In February 2022 the network went live and the company has connected 100 homes and businesses, with many more in development for connection. In June 2022 B4OC won the overall Irish Digital Town Award, and in October of the year also won European Network For Rural Development’s (ENRD) overall 2022 Rural Inspiration Award.
The lack of high-speed broadband has been recognised as an issue in rural Ireland, with it being a clear strategic action in KLP’s Local Development Strategy. The provision of high-speed broadband as a marginal (rather than a premium) cost is invaluable to attracting and retaining residents and businesses in rural areas.
The project is a first in terms of community broadband provision in Ireland. In that it addresses a need that neither the market- nor state actions are addressing. This in itself is both significantly innovative and valuable as a model. But there are two more elements that make the project even more valuable and emblematic.
- The project is eminently scalable and transferable.

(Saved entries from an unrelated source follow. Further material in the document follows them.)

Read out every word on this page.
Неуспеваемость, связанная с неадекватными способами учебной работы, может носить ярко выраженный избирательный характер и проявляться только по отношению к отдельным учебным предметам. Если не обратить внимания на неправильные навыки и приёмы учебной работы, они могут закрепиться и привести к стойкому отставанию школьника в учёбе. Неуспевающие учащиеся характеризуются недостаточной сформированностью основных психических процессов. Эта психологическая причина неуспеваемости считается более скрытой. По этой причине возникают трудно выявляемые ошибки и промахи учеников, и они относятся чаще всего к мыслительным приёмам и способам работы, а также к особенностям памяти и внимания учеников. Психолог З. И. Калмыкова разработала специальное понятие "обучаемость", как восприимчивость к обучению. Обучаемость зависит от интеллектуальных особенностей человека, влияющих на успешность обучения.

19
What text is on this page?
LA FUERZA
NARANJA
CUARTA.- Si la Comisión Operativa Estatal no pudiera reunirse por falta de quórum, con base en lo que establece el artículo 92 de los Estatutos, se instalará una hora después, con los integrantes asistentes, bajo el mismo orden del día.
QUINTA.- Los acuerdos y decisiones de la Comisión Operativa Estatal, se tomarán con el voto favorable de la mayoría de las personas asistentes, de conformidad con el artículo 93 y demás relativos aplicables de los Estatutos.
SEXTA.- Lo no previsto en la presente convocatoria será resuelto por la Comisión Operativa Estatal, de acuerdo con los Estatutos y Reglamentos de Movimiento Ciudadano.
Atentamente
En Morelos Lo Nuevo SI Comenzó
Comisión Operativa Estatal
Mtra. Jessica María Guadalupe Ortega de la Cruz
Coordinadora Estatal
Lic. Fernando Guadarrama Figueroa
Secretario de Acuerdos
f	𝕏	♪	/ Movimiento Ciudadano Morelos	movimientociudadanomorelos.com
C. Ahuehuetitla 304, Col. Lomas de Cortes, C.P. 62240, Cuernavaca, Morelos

- The project is developing to become a profitable social enterprise, retaining much of the value of the project in the Local Loop.
Scalability: The lessons of Piltown-Fiddown can be build on in the immediate locality: neighbouring towns and villages that will learn from B4OC’s example.
Transferability: The project model is also transferable to other parts of both Ireland and other EU states.
Financially Viable: The business case of a community-owned FTTP broadband network is sound on operation expenses (Op-ex). Most of the costs are in capital works (Cap-ex), which if supported will allow a relatively quick payback period. The surplus accruing by the non-dividend distributing company, can be retained as a operational reserve, reinvested in expansion, subsidise lower charges- or invest in other non-broadband community initiatives.
The success of the Piltown-Fiddown project will mean it can compete for businesses attractions to its community-owned Enterprise Centre; its school can use distance learning technology, its sick and elderly use online consultations; its residents can avail of streaming, teleconferencing and other leisure and utility services. Once again it is a model for transference to other LAG regions.